Как странно, подумал я, что спущенное колесо и проливной дождь, книги, дурацки расставленные по полкам служащими-подростками в магазине Уотерстоуна, слабость моего стареющего мочевого пузыря и разные мелкие подробности скрытого кода, чей справочник наверняка можно найти в каком-нибудь самом неподходящем месте на полках этого бестолкового торгового предприятия, именующего себя книжным магазином, — что неожиданным и вместе с тем неизбежным результатом всего этого было долгожданное облегчение для пожилого человека и удовольствие для молодой женщины, которая теперь, опираясь на руки, слегка изогнула спину, хотя я уже стал задумываться, не пора ли мне вернуться кабинет и сесть в кресло.
— Можно задать вам вопрос? — сказал я. Она не открыла глаз, и, решив, что она не возражает, я продолжал: — Скажите, все женщины носят внизу бороду? — Я уже имел возможность сравнить небольшую бородку между ног Катрионы с более пышной растительностью, которую предпочитали носить женщины на экране моего компьютера. — Может быть, большинство бреются или даже носят нечто вроде усов?
Тут Катриона открыла глаза, словно просыпаясь ото сна, и опять подняла колени.
— Вы в самом деле никогда не видели раздетой женщины? — спросила она с тем же недоверием, с каким раньше спрашивала о супе, самолетах и разных прочих мало мне известных повседневных вещах.
Правильно истолковав мое молчание, она сказала:
— Это очень странно. Впрочем, я ничего не имею против. У меня такое чувство, будто вы вовсе и не мужчина. Нет, меня, кажется, занесло, — торопливо добавила она, употребив одно из своих жаргонных словечек, которые я уже научился правильно воспроизводить и прощать ей (в конце концов, она изучает науку жизни и так ловко орудует перочинным ножиком). — Может быть, дело в том, что вам так много лет… Нет, все не то. Но я ничего не имею против.
И с этим она легла в ванне, так что над водой осталось только ее лицо, и я с удивлением подумал: зачем она заставляла меня тереть ей спину, если все равно собиралась сделать так, как я ей советовал.
Во всяком случае, с мытьем явно было покончено, и я пошел в кабинет, слыша за спиной, как она встает в ванне, как с нее стекает вода. На этом, наверное, все бы и закончилось, и я даже не стал бы тебе все так подробно описывать, если бы не разговор, который у нас состоялся с Катрионой, когда она пришла ко мне в кабинет, уже одетая и в тюрбане из еще одного незнакомого мне полотенца (сколько же она их обнаружила и сколько у меня их всего?).

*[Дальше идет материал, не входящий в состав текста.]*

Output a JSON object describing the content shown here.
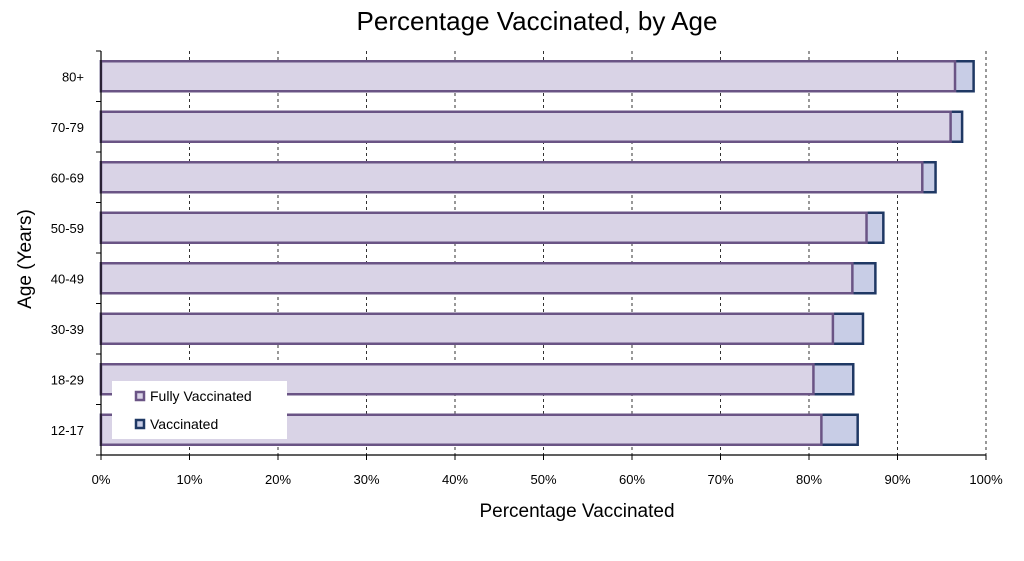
{
  "chart_data": {
    "type": "bar",
    "orientation": "horizontal",
    "stacked": false,
    "title": "Percentage Vaccinated, by Age",
    "xlabel": "Percentage Vaccinated",
    "ylabel": "Age (Years)",
    "xlim": [
      0,
      100
    ],
    "xticks": [
      "0%",
      "10%",
      "20%",
      "30%",
      "40%",
      "50%",
      "60%",
      "70%",
      "80%",
      "90%",
      "100%"
    ],
    "categories": [
      "80+",
      "70-79",
      "60-69",
      "50-59",
      "40-49",
      "30-39",
      "18-29",
      "12-17"
    ],
    "series": [
      {
        "name": "Vaccinated",
        "color": "#c8cde6",
        "stroke": "#1f3864",
        "values": [
          98.6,
          97.3,
          94.3,
          88.4,
          87.5,
          86.1,
          85.0,
          85.5
        ]
      },
      {
        "name": "Fully Vaccinated",
        "color": "#d9d3e6",
        "stroke": "#6a5485",
        "values": [
          96.5,
          96.0,
          92.8,
          86.5,
          84.9,
          82.7,
          80.5,
          81.4
        ]
      }
    ],
    "legend": {
      "position": "bottom-left",
      "entries": [
        "Fully Vaccinated",
        "Vaccinated"
      ]
    },
    "grid": {
      "vertical": true,
      "style": "dashed"
    }
  }
}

В это время я пытался найти «файл», который она для меня «открыла». У меня это почему-то не получалось, и я попросил Катриону мне помочь, хотя понятия не имел, зачем она опять пришла ко мне в кабинет — разве что попрощаться. Я даже подумал, не собирается ли она потребовать с меня плату за сверхурочную работу, а может быть, она считала, что за обещанные мной деньги она обязана отрабатывать у меня полный день. Когда она нашла нужный «файл» и на экране опять появилась обнаженная женщина, Катриона сказала:
— Вам не кажется чудным, что кому-то вздумалось показываться в таком виде совершенно незнакомым людям?
Я с готовностью признал, что это действительно «чудно», не желая задерживать далее Катриону и опасаясь, что у нее опять возникнет желание «выпить чайку».
— Может, она таким способом ловит кайф? — предположила Катриона. — Или чувствует себя у руля?
И она принялась обсуждать этот вопрос сама с собой. Я передаю ее высказывания по возможности слово в слово, хотя ты, наверное, понимаешь, какого усилия мне это стоит — все равно что попытаться скопировать надпись на японском языке, где нечаянная клякса может привести к самым серьезным последствиям.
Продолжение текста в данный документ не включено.